I am taking my pension, digging into a pile of freelance writing assignments, strapping on my carpenter's belt, brushing up my piloting skills, looking forward to my 12-year-old's baseball season and, I hope, launching a project to deliver basic financial education to employees in the workplace, face to face.

Why would a reasonably sensible 50-something trade a good-paying gig with health insurance for a life of uncertainty? Because I followed my own advice and set up my household finances to make this work.

So here are the two basic financial truths this job has taught me:

First, success comes from smart budgeting, not super-smart investing.

I am not an investing whiz. Long before I started this column, I dabbled in stocks, and during one period I even traded options. The results were awful.

When I became a business writer about 15 years ago, I stopped buying individual stocks to avoid conflicts of interest. I turned to mutual funds.

I'm not a whiz at that, either. My returns just track the overall market.

The key to building a nice nest egg, I've found, is not getting a dazzling return. It is trimming expenses so you can invest as much as possible. For years, my wife and I have set aside about 30 percent of our pretax income, sometimes more.

To do that on newspaper pay - she is in the business, too - takes trade-offs. My pickup is 10 years old, and her car is 13. The house we bought 14 years ago was a fixer-upper, and we've done most of the work ourselves, and paid down the mortgage. We had just one child.

I don't feel deprived. Cars don't do much for me; I'm not too keen on fancy restaurants or nights on the town.

Despite all the saving, we've taken lots of nice vacations, including many sailing trips in the Caribbean. And I do have one major extravagance, a 42-year-old, four-seat airplane we fly to New England and the Carolinas. Keeping it going costs about what we'd spend if we bought new cars every three or four years.

Thrifty budgeting isn't about a life of want, it's about trimming the things that don't really matter - so you can have the things that do.

The other essential personal-finance truth is that investors should suppress the ego.

Americans celebrate winning, and most investors define that as a big return - beating the overall market, at least. That generally means lots of buying and selling, which can rack up annual fees and tax bills equal to 2 percent or 3 percent of the money invested.

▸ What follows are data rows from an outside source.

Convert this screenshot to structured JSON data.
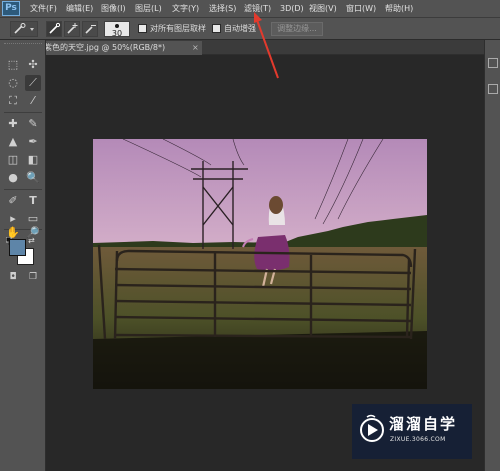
{
  "app": {
    "logo": "Ps"
  },
  "menu": [
    {
      "label": "文件(F)"
    },
    {
      "label": "编辑(E)"
    },
    {
      "label": "图像(I)"
    },
    {
      "label": "图层(L)"
    },
    {
      "label": "文字(Y)"
    },
    {
      "label": "选择(S)"
    },
    {
      "label": "滤镜(T)"
    },
    {
      "label": "3D(D)"
    },
    {
      "label": "视图(V)"
    },
    {
      "label": "窗口(W)"
    },
    {
      "label": "帮助(H)"
    }
  ],
  "options_bar": {
    "brush_size": "30",
    "sample_all_layers_label": "对所有图层取样",
    "auto_enhance_label": "自动增强",
    "refine_edge_label": "调整边缘..."
  },
  "document": {
    "tab_title": "紫色的天空.jpg @ 50%(RGB/8*)",
    "tab_close": "×"
  },
  "toolbox": {
    "tool_glyphs": [
      "⬚",
      "✣",
      "◌",
      "⟋",
      "⛶",
      "⁄",
      "✚",
      "✎",
      "▲",
      "✒",
      "◫",
      "◧",
      "●",
      "🔍",
      "✐",
      "T",
      "▸",
      "▭",
      "✋",
      "🔎"
    ]
  },
  "colors": {
    "foreground": "#5e85a8",
    "background": "#ffffff",
    "accent": "#e23a2d"
  },
  "watermark": {
    "title": "溜溜自学",
    "url": "ZIXUE.3066.COM"
  }
}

That doesn't sound like much, but an inexperienced, passive investor can escape those costs - and match the market's returns - simply by holding low-fee index-style funds long-term.

Because of the extra costs, the active investor has to beat the market by 2 or 3 percentage points just to match the passive investor's results. If the market averages 10 percent a year, the active investor has to get 12 percent or 13 percent to break even - and perhaps 14 percent or 15 percent to justify the enormous work involved.

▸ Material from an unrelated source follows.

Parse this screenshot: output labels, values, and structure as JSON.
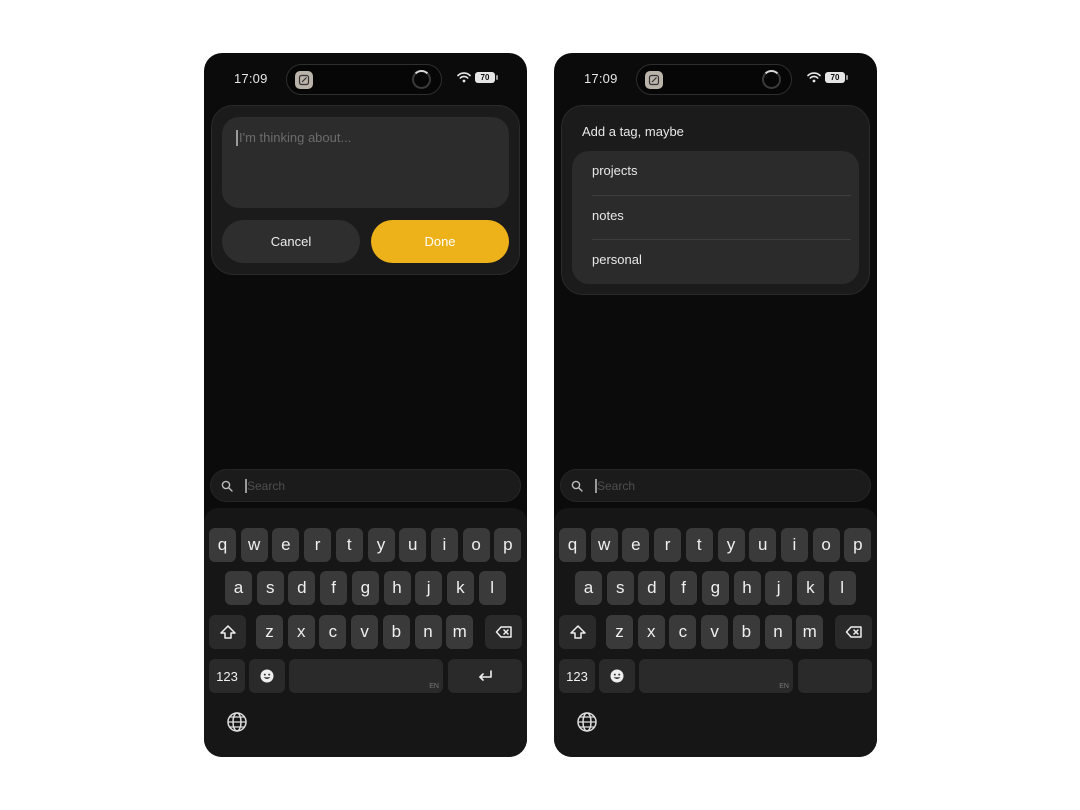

That equates to doing 40 percent to 50 percent better than average. It's like lifting your bowling score from 200 to 300 - and keeping it there. Forget it.

I'm not against striving for excellence. If my son wants to be a major-leaguer, I'll pitch him a million baseballs. But I'll also insist he get good grades.

In the same vein, the investor who wants to beat the market should try it with only a small slice of his holdings.

For me, big returns are not the goal. I want to send my son to college and then retire comfortably.

If I can do that with tight budgeting and investments that simply match the market, I feel I'm a winner.